Le 9 mars, une nouvelle étude a révélé que l’utilisation généralisée des outils d’intelligence artificielle sur le lieu de travail ne réduit pas complètement le stress des employés, mais peut parfois entraîner une nouvelle charge cognitive. Des chercheurs du Boston Consulting Group et de l’Université de Californie ont publié un rapport dans le Harvard Business Review indiquant qu’une dépendance excessive à l’IA pourrait provoquer ce qu’ils appellent la « fatigue cérébrale liée à l’IA ».
L’étude a interrogé près de 1500 employés américains à temps plein, dont environ 14 % ont déclaré ressentir une fatigue mentale notable lors de l’utilisation ou de la supervision fréquente d’outils d’IA. Ce phénomène, nommé par les chercheurs « fatigue cérébrale liée à l’intelligence artificielle », se manifeste principalement par un état semblable à une « gueule de bois mentale », comprenant une sensation de brouillard mental, une baisse de concentration, un ralentissement de la pensée et des difficultés à prendre des décisions.
Les résultats montrent qu’à mesure que les entreprises déploient de plus en plus d’outils d’IA et de systèmes multi-agent, les employés doivent souvent basculer entre différentes plateformes, augmentant ainsi leur charge cognitive.

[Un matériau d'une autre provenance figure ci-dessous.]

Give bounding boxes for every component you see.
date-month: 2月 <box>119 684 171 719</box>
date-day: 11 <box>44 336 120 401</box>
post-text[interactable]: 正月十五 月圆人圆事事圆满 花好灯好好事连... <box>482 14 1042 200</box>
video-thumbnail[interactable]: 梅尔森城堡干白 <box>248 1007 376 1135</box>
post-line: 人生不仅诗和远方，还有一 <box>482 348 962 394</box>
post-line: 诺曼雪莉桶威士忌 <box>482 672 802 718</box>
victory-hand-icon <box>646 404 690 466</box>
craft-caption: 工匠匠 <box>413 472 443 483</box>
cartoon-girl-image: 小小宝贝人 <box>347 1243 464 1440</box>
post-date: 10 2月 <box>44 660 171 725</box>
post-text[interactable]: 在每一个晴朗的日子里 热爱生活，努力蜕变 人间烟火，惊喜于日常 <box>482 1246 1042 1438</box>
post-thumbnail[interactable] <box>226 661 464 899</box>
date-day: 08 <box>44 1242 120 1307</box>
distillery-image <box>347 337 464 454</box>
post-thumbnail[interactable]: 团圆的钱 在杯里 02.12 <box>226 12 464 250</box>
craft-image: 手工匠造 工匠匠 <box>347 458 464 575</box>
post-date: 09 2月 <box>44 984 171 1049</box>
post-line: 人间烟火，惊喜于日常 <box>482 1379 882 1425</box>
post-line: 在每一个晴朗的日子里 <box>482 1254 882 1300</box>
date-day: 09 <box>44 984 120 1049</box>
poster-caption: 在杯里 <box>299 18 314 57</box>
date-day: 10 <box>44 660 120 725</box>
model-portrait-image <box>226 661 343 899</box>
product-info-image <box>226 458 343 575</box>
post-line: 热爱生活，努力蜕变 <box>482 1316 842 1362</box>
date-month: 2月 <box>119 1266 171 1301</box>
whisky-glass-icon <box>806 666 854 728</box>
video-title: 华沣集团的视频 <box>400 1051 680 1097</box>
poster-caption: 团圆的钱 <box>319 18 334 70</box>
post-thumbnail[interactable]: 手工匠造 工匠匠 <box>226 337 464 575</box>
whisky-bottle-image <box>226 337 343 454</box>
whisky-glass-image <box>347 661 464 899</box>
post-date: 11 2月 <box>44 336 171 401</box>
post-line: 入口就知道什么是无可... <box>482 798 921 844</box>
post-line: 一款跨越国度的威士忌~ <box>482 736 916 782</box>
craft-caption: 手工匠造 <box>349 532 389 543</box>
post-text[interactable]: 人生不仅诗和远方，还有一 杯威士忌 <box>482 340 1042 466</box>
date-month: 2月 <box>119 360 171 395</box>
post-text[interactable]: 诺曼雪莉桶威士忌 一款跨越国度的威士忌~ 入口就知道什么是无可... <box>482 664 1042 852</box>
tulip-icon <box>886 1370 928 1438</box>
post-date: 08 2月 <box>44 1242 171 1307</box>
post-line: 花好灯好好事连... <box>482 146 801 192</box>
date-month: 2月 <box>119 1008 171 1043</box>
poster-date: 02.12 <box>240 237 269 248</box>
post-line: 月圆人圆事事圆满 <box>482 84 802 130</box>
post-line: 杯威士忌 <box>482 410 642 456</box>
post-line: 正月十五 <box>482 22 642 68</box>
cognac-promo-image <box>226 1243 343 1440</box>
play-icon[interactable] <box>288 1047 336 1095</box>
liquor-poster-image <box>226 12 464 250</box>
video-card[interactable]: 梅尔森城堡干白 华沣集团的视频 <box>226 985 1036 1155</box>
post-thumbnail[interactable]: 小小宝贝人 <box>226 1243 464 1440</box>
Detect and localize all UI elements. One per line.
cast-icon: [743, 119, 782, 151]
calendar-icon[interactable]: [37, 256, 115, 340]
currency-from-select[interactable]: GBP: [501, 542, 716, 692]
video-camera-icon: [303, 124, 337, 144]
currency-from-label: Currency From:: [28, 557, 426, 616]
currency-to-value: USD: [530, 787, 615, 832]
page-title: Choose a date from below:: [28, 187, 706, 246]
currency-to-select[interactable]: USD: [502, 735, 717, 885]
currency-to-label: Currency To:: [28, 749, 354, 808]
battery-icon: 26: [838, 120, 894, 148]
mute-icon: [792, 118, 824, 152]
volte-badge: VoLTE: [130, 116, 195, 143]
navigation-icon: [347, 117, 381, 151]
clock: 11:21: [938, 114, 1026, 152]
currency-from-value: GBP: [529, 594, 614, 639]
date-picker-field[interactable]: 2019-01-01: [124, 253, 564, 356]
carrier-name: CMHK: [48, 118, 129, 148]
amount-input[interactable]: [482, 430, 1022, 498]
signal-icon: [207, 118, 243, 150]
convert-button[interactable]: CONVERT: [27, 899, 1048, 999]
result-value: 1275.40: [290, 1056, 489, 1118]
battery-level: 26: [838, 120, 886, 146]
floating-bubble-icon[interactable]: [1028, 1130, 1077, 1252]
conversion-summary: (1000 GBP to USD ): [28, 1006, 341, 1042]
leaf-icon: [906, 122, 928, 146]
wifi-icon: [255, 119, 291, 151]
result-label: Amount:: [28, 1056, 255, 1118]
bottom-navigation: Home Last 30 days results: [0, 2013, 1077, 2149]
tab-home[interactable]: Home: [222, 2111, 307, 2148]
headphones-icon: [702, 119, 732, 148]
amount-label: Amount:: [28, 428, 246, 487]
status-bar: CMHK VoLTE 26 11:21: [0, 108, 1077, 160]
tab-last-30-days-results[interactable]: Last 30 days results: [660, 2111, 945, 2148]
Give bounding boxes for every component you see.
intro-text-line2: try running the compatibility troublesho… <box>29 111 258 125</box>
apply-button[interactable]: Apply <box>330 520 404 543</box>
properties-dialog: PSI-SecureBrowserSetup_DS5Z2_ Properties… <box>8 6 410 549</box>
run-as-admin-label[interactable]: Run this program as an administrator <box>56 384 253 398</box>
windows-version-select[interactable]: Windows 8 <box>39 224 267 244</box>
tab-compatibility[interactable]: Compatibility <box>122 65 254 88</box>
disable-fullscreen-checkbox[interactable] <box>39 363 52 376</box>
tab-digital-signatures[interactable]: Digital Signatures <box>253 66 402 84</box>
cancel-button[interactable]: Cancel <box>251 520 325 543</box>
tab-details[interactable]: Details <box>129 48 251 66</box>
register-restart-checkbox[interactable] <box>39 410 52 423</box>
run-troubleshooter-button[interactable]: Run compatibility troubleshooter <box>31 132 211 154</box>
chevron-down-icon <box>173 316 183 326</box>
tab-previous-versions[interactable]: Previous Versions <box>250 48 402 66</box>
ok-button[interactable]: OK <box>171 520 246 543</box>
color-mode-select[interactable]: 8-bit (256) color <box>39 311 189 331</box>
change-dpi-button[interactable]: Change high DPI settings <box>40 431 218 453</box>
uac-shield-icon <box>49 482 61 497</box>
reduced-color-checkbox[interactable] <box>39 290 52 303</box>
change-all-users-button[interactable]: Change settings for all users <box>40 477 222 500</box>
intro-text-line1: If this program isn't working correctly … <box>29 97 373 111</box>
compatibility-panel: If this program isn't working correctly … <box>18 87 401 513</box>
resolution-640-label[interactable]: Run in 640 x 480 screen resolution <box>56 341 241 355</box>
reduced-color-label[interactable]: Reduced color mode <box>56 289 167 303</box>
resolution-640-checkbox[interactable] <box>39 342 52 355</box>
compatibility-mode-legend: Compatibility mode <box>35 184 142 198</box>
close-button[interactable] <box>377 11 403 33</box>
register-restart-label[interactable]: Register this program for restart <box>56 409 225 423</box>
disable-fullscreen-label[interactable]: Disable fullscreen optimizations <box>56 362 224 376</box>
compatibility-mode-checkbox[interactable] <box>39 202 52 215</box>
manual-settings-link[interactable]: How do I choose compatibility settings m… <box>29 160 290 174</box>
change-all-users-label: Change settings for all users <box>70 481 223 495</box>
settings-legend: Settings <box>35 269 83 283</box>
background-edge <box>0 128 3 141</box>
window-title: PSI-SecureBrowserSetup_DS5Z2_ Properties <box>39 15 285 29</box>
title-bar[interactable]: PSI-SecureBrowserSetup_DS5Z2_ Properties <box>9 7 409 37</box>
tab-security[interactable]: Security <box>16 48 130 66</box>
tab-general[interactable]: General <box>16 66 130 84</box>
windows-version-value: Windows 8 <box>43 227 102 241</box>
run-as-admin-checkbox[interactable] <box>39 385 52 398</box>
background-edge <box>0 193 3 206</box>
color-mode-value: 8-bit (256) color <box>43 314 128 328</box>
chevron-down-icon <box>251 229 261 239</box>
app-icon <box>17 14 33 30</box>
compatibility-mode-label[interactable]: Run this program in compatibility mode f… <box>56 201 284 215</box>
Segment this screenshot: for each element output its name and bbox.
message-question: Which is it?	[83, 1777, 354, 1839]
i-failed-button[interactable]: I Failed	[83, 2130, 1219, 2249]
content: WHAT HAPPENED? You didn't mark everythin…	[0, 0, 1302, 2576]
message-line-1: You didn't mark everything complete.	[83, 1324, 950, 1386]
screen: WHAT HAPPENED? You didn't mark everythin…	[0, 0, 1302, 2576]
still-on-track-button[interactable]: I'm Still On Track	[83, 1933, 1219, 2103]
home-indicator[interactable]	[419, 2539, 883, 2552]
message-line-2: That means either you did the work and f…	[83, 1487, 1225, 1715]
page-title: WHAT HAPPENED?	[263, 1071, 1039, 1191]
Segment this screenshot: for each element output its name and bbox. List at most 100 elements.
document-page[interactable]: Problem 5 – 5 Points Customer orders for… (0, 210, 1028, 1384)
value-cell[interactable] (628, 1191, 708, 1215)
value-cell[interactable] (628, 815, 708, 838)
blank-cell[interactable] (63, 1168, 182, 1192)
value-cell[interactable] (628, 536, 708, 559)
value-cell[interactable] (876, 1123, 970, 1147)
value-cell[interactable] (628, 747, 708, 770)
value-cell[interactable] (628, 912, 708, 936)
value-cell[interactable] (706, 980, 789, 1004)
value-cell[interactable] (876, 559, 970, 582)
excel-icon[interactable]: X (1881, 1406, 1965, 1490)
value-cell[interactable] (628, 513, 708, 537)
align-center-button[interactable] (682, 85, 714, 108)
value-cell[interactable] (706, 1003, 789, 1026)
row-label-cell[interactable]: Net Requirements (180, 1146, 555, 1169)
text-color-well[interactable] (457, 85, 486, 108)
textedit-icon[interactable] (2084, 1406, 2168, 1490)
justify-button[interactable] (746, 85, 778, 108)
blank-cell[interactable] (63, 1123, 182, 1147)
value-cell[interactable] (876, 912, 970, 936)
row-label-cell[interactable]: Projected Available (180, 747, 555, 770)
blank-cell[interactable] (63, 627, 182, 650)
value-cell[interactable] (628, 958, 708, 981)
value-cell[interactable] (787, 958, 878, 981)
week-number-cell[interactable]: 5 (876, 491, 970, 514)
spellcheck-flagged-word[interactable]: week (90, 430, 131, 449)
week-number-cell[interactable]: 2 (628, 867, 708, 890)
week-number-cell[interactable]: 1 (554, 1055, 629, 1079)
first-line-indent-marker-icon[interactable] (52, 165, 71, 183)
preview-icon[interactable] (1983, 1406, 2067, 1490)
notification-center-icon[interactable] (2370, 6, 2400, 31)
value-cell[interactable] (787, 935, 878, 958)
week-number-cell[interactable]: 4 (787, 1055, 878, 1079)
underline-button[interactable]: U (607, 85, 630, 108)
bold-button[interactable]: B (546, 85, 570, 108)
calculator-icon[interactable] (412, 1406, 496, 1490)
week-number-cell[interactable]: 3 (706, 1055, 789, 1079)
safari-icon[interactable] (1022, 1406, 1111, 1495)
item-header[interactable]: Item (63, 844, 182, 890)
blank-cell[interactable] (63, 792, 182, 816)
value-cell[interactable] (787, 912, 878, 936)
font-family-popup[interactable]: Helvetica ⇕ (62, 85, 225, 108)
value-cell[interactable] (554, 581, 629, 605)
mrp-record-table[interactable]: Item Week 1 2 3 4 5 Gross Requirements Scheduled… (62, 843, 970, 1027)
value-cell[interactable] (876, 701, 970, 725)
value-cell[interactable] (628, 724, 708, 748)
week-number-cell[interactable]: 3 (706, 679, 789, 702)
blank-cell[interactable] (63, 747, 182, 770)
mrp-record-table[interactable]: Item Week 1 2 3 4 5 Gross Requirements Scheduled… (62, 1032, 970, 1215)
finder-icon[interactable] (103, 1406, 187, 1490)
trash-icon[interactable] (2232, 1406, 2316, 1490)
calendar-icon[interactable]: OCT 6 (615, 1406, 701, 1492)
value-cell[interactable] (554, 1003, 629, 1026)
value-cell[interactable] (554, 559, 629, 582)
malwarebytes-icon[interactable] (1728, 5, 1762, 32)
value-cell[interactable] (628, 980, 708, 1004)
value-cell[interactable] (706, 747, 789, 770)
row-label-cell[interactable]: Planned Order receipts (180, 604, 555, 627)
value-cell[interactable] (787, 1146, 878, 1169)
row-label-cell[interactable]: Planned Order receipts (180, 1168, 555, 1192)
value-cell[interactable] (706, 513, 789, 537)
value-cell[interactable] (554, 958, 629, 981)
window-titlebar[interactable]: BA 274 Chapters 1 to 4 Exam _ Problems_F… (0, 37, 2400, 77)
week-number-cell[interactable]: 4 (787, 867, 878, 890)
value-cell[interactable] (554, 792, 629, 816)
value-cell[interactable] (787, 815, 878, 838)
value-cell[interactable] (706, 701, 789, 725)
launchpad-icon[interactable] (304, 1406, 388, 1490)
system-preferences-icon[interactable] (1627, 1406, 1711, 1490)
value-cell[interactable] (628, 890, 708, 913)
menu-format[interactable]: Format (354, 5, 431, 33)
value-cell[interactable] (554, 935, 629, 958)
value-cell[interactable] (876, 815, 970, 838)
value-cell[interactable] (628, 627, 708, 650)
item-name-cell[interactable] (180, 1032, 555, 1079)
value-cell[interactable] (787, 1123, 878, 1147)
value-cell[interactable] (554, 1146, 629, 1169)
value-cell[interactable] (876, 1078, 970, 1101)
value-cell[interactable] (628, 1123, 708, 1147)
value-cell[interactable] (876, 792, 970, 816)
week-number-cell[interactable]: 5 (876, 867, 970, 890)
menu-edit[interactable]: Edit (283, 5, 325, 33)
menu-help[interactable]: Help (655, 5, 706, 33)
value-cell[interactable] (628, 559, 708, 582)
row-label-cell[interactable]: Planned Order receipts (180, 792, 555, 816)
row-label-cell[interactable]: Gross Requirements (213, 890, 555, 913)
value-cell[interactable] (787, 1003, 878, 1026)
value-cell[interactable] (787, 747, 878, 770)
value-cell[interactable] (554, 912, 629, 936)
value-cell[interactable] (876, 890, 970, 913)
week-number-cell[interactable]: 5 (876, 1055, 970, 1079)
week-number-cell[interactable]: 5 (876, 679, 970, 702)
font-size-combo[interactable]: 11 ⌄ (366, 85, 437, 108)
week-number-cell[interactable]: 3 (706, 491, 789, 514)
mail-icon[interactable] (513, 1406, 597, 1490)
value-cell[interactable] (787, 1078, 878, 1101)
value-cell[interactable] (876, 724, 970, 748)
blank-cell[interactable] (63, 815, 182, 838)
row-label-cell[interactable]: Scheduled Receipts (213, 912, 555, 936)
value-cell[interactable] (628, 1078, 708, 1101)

Les assistants d’IA, initialement promus pour améliorer l’efficacité, peuvent en réalité compliquer la gestion des tâches. Certaines entreprises intègrent même la fréquence d’utilisation de l’IA dans leurs indicateurs de performance, ce qui pousse les employés à en faire un usage accru.
Par exemple, Brian Armstrong, PDG de CEX, une plateforme de conformité aux États-Unis, a déclaré publiquement que l’entreprise encourageait fortement ses équipes d’ingénierie à utiliser massivement l’IA, avec pour objectif que l’IA génère environ la moitié du code logiciel. Cette stratégie accélère l’intégration de l’IA dans les processus de travail.
Les résultats de l’étude indiquent que les employés souffrant de « fatigue cérébrale liée à l’IA » présentent un taux de fatigue décisionnelle supérieur d’environ 33 % à celui des autres, avec une intention de départ plus élevée d’environ 40 %. De plus, leur probabilité de commettre des erreurs majeures est presque 40 % plus élevée. Le rapport définit ces erreurs majeures comme celles pouvant affecter la sécurité, les résultats commerciaux ou des décisions clés, ce qui pourrait entraîner des pertes potentielles de plusieurs millions de dollars par an pour de grandes entreprises.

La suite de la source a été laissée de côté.